Puis les Allemands ont trouvé la solution.

L'avantage fut aussi éphémère que l'effet de surprise. Une fois que les pilotes de la Luftwaffe eurent compris la nature de l'attaque, ils l'opposèrent frontalement ou par en dessous, exploitant les angles morts de la tourelle et les zones où le Defiant était totalement vulnérable. Un pilote confronté à un ennemi en face de lui ne pouvait qu'assister impuissant à la scène. Le 19 juillet 1940, sept des neuf Defiants du 141e escadron furent abattus en quelques minutes au large de Folkestone. Ce type d'appareil fut rapidement retiré du combat diurne.

Mais l'histoire ne s'achève pas en catastrophe. Dans le ciel nocturne du Blitz, le Defiant trouva sa véritable utilité. Sa maniabilité stable et sa tourelle capable de tirer vers le haut, visant le dessous vulnérable d'un bombardier, étaient parfaitement adaptées à l'interception nocturne ; équipé d'un radar aéroporté rudimentaire, il devint un redoutable assassin dans l'obscurité.

La leçon fut sans appel : en combat aérien, la capacité à viser et à tirer est primordiale. Le chasseur à tourelle était une solution élégante à un problème mal résolu – et les hommes postés dans ces tourelles l’ont payé de leur vie. Mais à la faveur de la nuit, cette même machine imparfaite accomplissait son œuvre silencieuse et meurtrière.

Sources : Wikipédia ; HistoryNet ; Chronologie historique de la bataille d’Angleterre.

Questions connexes

Qu'était-ce que le Boulton Paul Defiant ?

Le Boulton Paul Defiant était un chasseur biplace britannique de la Seconde Guerre mondiale construit comme un « chasseur à tourelle ». Son seul armement était composé de quatre mitrailleuses de calibre .303 dans une tourelle motorisée derrière le pilote, sans mitrailleuses tirant vers l'avant.

Pourquoi le Defiant n'avait-il pas de canons à l'avant ?

Il fut conçu selon une doctrine des années 1930 prévoyant que les chasseurs attaqueraient les formations de bombardiers latéralement, à l'aide d'une tourelle mobile plutôt que de mitrailleuses fixes. Cela dispensait le pilote de viser l'ensemble de l'appareil, mais empêchait le Defiant de tirer droit devant lui.

Pourquoi le Defiant a-t-il connu un succès initial ?

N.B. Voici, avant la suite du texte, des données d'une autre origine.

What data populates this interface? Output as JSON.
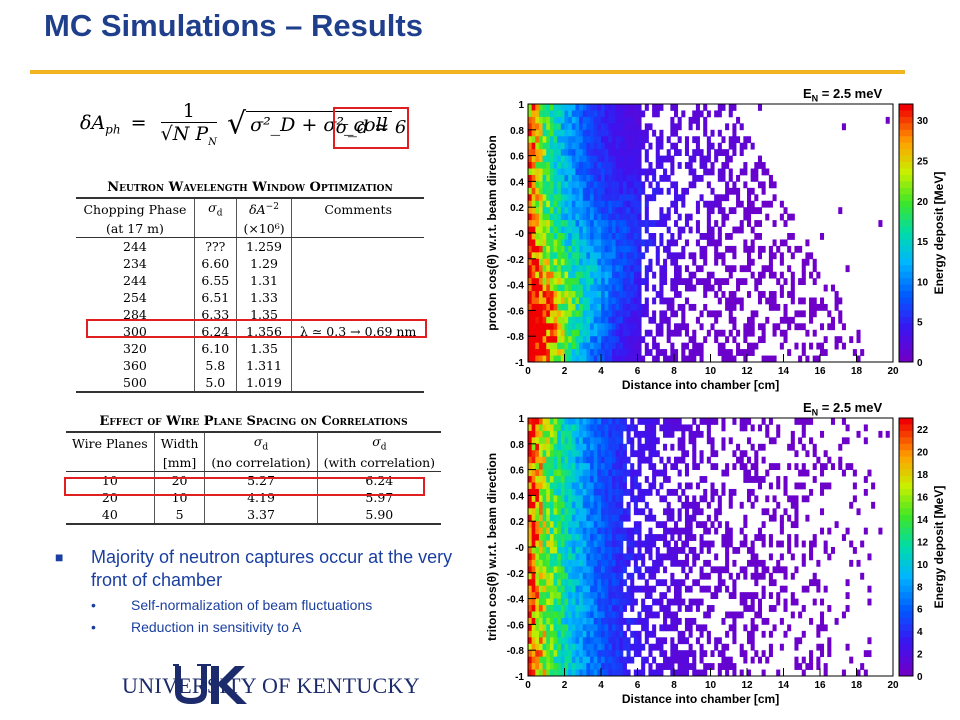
{
  "title": "MC Simulations – Results",
  "formula": {
    "lhs": "δA",
    "lhs_sub": "ph",
    "eq": "=",
    "numerator": "1",
    "denominator": "√N P",
    "denominator_sub": "N",
    "radicand": "σ²_D + σ²_coll",
    "highlight": "σ_d ≃ 6"
  },
  "table1": {
    "caption": "Neutron Wavelength Window Optimization",
    "headers": [
      "Chopping Phase (at 17 m)",
      "σ_d",
      "δA⁻² (×10⁶)",
      "Comments"
    ],
    "header_line1": [
      "Chopping Phase",
      "σ",
      "δA",
      "Comments"
    ],
    "header_line2": [
      "(at 17 m)",
      "",
      "(×10⁶)",
      ""
    ],
    "rows": [
      [
        "244",
        "???",
        "1.259",
        ""
      ],
      [
        "234",
        "6.60",
        "1.29",
        ""
      ],
      [
        "244",
        "6.55",
        "1.31",
        ""
      ],
      [
        "254",
        "6.51",
        "1.33",
        ""
      ],
      [
        "284",
        "6.33",
        "1.35",
        ""
      ],
      [
        "300",
        "6.24",
        "1.356",
        "λ ≃ 0.3 → 0.69 nm"
      ],
      [
        "320",
        "6.10",
        "1.35",
        ""
      ],
      [
        "360",
        "5.8",
        "1.311",
        ""
      ],
      [
        "500",
        "5.0",
        "1.019",
        ""
      ]
    ]
  },
  "table2": {
    "caption": "Effect of Wire Plane Spacing on Correlations",
    "header_line1": [
      "Wire Planes",
      "Width",
      "σ",
      "σ"
    ],
    "header_line2": [
      "",
      "[mm]",
      "(no correlation)",
      "(with correlation)"
    ],
    "rows": [
      [
        "10",
        "20",
        "5.27",
        "6.24"
      ],
      [
        "20",
        "10",
        "4.19",
        "5.97"
      ],
      [
        "40",
        "5",
        "3.37",
        "5.90"
      ]
    ]
  },
  "bullets": {
    "main": "Majority of neutron captures occur at the very front of chamber",
    "sub": [
      "Self-normalization of beam fluctuations",
      "Reduction in sensitivity to A"
    ]
  },
  "logo": {
    "mark": "UK",
    "text": "UNIVERSITY OF KENTUCKY",
    "color": "#1c2b6b"
  },
  "plots": [
    {
      "title_main": "E",
      "title_sub": "N",
      "title_rest": " = 2.5 meV",
      "ylabel": "proton cos(θ) w.r.t. beam direction",
      "xlabel": "Distance into chamber  [cm]",
      "zlabel": "Energy deposit [MeV]",
      "xticks": [
        "0",
        "2",
        "4",
        "6",
        "8",
        "10",
        "12",
        "14",
        "16",
        "18",
        "20"
      ],
      "yticks": [
        "1",
        "0.8",
        "0.6",
        "0.4",
        "0.2",
        "-0",
        "-0.2",
        "-0.4",
        "-0.6",
        "-0.8",
        "-1"
      ],
      "zticks": [
        "30",
        "25",
        "20",
        "15",
        "10",
        "5",
        "0"
      ],
      "zmax": 32
    },
    {
      "title_main": "E",
      "title_sub": "N",
      "title_rest": " = 2.5 meV",
      "ylabel": "triton cos(θ) w.r.t. beam direction",
      "xlabel": "Distance into chamber  [cm]",
      "zlabel": "Energy deposit [MeV]",
      "xticks": [
        "0",
        "2",
        "4",
        "6",
        "8",
        "10",
        "12",
        "14",
        "16",
        "18",
        "20"
      ],
      "yticks": [
        "1",
        "0.8",
        "0.6",
        "0.4",
        "0.2",
        "-0",
        "-0.2",
        "-0.4",
        "-0.6",
        "-0.8",
        "-1"
      ],
      "zticks": [
        "22",
        "20",
        "18",
        "16",
        "14",
        "12",
        "10",
        "8",
        "6",
        "4",
        "2",
        "0"
      ],
      "zmax": 23
    }
  ],
  "colors": {
    "title": "#1f3f8c",
    "rule": "#f0b41e",
    "highlight": "#e02020",
    "bullet_text": "#1a3fa0"
  }
}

Au-dessus de Dunkerque en mai 1940, des pilotes allemands de Bf 109 prirent le Defiant pour un Hawker Hurricane et l'attaquèrent par derrière, directement dans le champ de tir de sa tourelle arrière. L'effet de surprise provoqua des succès rapides et précoces.

Pourquoi le Defiant a-t-il échoué en tant que chasseur de jour ?

Une fois que les pilotes de la Luftwaffe eurent appris à attaquer de face ou par en dessous des angles morts de la tourelle, le Defiant devint quasiment sans défense. Le 19 juillet 1940, sept des neuf Defiants du 141e escadron furent abattus, et ce type d'appareil fut retiré du combat diurne.

Qu'est-il arrivé au Defiant après la bataille d'Angleterre ?

Le Defiant connut une seconde carrière réussie comme chasseur de nuit pendant le Blitz. Sa maniabilité stable et sa tourelle à tir vertical le rendaient apte à l'interception nocturne, et certains appareils étaient équipés des premiers radars d'interception aéroportés.

Quand le Boulton Paul Defiant a-t-il effectué son premier vol ?

Le Defiant effectua son premier vol en 1937 et entra en service dans la RAF peu avant la Seconde Guerre mondiale.